Wednesday, March 2, 2016

Rembrandt looking for a way out of the darkness

The critic must understand the terms of the antagonism. Every exceptional work was the result of a prolonged successful struggle. Innumerable works involved no struggle. There were also prolonged yet unsuccessful struggles.

To be an exception, a painter whose vision had been formed by this tradition, and who has probably studied as an apprentice or student from the age of sixteen, needed to recognize his vision for what it was, and then to separate it from the usage for which it has been developed. Single-handed he had to contest himself as a painter in a way that denied the seeing of a painter. This meant that he saw himself doing something that nobody else could foresee. The degree of effort required is suggested in two self-portraits by Rembrandt.

The first was painted in 1634, when he was twenty-eight; the second thirty years later.
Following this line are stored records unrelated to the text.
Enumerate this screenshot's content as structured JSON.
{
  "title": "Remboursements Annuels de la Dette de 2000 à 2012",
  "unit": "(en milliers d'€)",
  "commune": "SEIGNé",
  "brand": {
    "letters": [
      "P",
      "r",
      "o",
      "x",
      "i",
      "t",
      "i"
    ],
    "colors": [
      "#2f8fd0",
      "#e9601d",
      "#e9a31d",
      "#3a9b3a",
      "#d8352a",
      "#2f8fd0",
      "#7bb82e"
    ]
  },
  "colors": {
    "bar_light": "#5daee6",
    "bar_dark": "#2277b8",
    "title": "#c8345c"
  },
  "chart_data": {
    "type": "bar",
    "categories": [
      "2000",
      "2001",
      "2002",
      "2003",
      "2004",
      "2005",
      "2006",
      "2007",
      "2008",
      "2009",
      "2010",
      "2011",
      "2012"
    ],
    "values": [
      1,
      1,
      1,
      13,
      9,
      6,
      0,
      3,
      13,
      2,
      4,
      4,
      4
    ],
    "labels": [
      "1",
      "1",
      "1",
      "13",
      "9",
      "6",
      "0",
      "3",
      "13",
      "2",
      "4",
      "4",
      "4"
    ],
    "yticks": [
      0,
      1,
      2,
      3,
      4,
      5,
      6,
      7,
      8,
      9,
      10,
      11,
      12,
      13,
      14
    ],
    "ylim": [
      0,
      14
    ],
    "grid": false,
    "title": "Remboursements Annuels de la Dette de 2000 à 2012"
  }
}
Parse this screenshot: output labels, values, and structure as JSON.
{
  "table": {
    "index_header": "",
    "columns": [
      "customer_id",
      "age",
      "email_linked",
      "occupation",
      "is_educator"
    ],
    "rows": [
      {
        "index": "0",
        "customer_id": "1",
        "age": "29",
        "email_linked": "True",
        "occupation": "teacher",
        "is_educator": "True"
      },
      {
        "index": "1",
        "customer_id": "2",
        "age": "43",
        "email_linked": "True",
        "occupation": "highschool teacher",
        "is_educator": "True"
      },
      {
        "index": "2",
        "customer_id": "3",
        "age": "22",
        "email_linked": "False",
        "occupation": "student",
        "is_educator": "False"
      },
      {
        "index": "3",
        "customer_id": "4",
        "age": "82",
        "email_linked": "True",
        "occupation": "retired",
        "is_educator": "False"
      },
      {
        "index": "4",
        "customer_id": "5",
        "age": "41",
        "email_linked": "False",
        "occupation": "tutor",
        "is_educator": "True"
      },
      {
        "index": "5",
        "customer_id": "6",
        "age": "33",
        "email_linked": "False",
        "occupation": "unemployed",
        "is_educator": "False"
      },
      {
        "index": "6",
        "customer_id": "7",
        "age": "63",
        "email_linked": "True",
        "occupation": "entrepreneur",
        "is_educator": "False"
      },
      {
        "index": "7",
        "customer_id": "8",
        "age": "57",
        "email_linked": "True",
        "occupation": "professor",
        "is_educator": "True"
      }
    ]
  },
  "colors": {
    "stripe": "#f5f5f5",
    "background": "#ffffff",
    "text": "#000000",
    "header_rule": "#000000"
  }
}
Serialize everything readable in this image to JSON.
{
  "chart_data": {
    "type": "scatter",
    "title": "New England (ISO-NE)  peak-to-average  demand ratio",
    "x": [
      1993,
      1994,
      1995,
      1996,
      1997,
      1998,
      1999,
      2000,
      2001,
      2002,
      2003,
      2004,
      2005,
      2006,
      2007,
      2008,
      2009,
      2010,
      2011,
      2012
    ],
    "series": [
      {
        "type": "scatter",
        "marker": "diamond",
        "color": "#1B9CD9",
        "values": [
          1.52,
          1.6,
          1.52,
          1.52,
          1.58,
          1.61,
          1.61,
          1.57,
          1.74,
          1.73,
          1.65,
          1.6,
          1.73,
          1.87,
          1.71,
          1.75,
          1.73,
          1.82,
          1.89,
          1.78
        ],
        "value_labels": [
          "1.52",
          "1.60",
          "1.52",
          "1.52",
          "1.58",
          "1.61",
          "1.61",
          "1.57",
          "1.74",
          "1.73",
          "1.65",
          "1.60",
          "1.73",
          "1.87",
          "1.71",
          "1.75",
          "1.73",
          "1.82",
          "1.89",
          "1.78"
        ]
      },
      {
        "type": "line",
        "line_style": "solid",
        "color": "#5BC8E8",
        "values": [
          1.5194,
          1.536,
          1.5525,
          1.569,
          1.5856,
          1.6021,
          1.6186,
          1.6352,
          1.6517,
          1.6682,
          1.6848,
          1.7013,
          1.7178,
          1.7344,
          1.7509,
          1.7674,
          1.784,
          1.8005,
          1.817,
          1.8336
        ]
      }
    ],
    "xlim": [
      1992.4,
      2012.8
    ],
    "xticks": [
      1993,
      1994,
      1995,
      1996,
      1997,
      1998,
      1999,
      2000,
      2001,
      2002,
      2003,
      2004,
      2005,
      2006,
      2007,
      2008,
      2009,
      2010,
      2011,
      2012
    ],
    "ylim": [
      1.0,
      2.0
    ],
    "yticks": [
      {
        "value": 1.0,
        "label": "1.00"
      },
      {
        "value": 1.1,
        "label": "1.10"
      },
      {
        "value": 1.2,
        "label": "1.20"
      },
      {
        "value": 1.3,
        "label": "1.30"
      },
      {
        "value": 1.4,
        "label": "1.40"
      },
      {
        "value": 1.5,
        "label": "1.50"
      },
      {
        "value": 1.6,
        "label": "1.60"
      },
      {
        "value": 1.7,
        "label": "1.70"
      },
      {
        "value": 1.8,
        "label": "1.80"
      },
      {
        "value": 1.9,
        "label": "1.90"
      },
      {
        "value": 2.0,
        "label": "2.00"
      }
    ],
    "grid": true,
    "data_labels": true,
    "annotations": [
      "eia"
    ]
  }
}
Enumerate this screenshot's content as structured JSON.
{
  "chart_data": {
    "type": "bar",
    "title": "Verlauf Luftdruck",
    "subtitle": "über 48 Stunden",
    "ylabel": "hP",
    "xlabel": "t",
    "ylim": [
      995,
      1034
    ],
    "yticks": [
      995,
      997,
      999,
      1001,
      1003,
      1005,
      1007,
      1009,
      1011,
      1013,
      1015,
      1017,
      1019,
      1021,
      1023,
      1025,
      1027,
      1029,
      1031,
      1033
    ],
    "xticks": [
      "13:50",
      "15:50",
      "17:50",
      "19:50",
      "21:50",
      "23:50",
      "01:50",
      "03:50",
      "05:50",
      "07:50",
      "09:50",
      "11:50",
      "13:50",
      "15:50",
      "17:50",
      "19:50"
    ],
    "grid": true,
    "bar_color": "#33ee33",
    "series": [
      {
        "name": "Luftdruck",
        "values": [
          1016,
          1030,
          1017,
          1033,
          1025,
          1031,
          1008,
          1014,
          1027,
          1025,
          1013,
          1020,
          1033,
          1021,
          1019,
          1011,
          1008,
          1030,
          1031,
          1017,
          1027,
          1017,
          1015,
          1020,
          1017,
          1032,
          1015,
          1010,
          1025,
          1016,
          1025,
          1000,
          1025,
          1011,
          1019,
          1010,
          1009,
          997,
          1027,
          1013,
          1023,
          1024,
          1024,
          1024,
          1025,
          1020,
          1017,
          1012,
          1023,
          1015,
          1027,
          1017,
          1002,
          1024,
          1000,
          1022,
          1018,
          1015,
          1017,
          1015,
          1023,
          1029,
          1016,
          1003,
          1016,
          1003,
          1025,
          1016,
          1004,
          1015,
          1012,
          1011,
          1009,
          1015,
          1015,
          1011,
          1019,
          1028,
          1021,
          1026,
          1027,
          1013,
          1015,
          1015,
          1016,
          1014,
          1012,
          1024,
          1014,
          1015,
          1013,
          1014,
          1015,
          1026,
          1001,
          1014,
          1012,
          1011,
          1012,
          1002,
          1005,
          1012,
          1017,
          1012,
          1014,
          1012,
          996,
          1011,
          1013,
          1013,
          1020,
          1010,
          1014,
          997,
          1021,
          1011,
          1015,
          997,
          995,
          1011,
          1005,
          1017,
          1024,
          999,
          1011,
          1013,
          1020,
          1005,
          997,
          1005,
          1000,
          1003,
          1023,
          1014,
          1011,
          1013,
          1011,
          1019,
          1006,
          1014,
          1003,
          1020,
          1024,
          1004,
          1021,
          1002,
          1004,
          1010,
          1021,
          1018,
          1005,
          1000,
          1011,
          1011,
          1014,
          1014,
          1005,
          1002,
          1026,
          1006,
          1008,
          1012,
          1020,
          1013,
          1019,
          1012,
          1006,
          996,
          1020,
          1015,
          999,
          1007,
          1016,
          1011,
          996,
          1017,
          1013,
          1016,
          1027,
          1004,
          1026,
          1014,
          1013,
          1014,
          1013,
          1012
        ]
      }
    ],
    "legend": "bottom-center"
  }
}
But the difference between them amounts to something more than the fact that age has changed the painter’s appearance and character.

The first painting occupies a special place in, as it were, the film of Rembrandt’s life. He painted it in the first year of his marriage. In it he is showing off Saskia, his bride. Within six years she will be dead. The painting is cited to sum up the so-called happy period of the artist’s life. Yet if one approaches it now without sentimentality, one sees that it employs the traditional methods for their traditional purposes. His individual style may be becoming recognizable. But it is no more than the style of a new performer playing a traditional role. The painting as a whole remains an advertisement for this sitter’s good fortune, prestige, and wealth. (In this case Rembrandt’s own.) And like all such advertisements it is heartless.

In the later painting he has turned the tradition against itself. He has wrested its language away from it. He is an old man. All has gone except a sense of the question of existence, of existence as a question. And the painter in him who is both more and less than the old man has found the means to express just that, using a medium which has been traditionally developed to exclude any such question.

At the age of sixty-three he died, looking, even by the standards of his time, very old. Drink, debts, and the death through the Plague of those nearest to him are amongst the explanations of the ravages done. But the self-portraits hint at something more. He grew old in a climate of economic fanaticism and indifference—not dissimilar to the climate of the period we are living through. The human could no longer simply be copied (as in the Renaissance), the human was no longer self-evident: it had to be found in the darkness. Rembrandt himself was obstinate, dogmatic, cunning, capable of a kind of brutality. Do not let us turn him into a saint. Yet he was looking for a way out of the darkness.